Haber hallado en el interior de un libro una telenovela gauchesca fue un golpe del que todavía no se repone la literatura argentina.
César Aira ya venía reinventando la pólvora, y en una doble tabla rasa –ambas muy utilizadas–, la del pasado y la del desierto, plantó las banderas de un mundo enloquecido y funcional en el que el delirio vale tanto o más que las estructuras lógicas que siempre desearon confinarlo.
En la primera página de La liebre (publicada en 1991, fechada en 1987) Juan Manuel de Rosas hace abdominales. La escena, que parece salida de la vida moderna, en la que el fitness es un hábito ordinario, comienza a filtrar retrospectivamente las paredes de la historia. Y es en la unión de esas dos eras mitológicas –la de la actualidad y la del recuerdo histórico–, forzadas por cierta profilaxis puritana a mantenerse divididas, donde se destila la materia aireana que este libro no estrena pero ayuda a desplegar hacia sus niveles más altos.

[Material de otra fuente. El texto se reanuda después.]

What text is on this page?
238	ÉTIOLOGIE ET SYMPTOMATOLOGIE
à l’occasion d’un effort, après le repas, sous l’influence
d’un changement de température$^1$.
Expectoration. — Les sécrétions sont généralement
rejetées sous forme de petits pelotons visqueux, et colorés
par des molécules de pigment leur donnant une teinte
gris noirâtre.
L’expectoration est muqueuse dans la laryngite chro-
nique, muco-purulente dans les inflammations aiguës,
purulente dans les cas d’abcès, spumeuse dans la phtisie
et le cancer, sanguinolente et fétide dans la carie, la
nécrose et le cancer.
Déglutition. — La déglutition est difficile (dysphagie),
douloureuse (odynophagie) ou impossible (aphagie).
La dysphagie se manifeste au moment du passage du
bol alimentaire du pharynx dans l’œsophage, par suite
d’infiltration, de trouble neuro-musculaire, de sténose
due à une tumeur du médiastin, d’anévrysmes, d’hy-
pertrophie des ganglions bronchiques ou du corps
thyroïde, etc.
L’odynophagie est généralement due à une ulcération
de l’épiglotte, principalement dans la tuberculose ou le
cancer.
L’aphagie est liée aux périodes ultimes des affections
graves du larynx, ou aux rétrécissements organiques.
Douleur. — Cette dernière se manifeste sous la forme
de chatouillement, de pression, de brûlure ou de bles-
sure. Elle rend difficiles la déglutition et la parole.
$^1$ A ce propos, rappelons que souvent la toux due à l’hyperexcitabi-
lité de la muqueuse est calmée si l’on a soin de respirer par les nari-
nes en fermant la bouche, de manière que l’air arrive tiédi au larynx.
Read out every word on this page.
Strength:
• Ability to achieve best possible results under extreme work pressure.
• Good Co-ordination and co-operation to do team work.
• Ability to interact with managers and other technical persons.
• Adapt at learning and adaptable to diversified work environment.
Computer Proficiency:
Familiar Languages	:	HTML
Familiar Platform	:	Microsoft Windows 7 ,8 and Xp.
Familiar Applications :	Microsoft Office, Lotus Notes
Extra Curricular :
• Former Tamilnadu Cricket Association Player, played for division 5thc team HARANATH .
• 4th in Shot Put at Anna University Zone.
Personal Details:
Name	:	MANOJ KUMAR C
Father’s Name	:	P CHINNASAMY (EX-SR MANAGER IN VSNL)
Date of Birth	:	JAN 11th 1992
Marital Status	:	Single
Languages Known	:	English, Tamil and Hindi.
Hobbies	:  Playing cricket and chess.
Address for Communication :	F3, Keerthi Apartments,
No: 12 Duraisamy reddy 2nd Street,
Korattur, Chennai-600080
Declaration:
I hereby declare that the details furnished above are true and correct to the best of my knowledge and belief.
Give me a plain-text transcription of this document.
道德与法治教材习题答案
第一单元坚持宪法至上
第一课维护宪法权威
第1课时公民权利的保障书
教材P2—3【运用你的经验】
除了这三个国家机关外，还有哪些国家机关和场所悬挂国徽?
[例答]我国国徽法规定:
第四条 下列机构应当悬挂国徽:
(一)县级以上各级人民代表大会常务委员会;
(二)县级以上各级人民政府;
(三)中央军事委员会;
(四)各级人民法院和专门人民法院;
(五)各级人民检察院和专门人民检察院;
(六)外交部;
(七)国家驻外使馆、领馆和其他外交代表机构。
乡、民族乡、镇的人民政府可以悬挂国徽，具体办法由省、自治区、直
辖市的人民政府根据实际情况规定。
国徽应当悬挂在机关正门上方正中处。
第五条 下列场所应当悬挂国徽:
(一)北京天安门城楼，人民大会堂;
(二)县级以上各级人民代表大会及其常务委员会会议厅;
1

En el desierto brotan las historias como salidas de un lápiz mágico –y queda claro que las historias no salen del lápiz sino del blanco por el que se desliza–, desatando una dinámica de personajes centrifugados y finalmente reunidos por la única fuerza que puede unir drama y naturaleza: la fuerza del parentesco. No tiene importancia que el naturalista Clarke, el baqueano Gauna, los caciques en guerra –y en éxtasis especulativo– y el joven pintor Álzaga Prior, así como los relatos que proliferan y también se interrumpen siguiendo el ritmo de una música causal, se desplacen por el espacio infinito de la pampa porque, tarde o temprano, terminarán reunidos en el plató donde van a atarse los hilos sueltos de la aventura.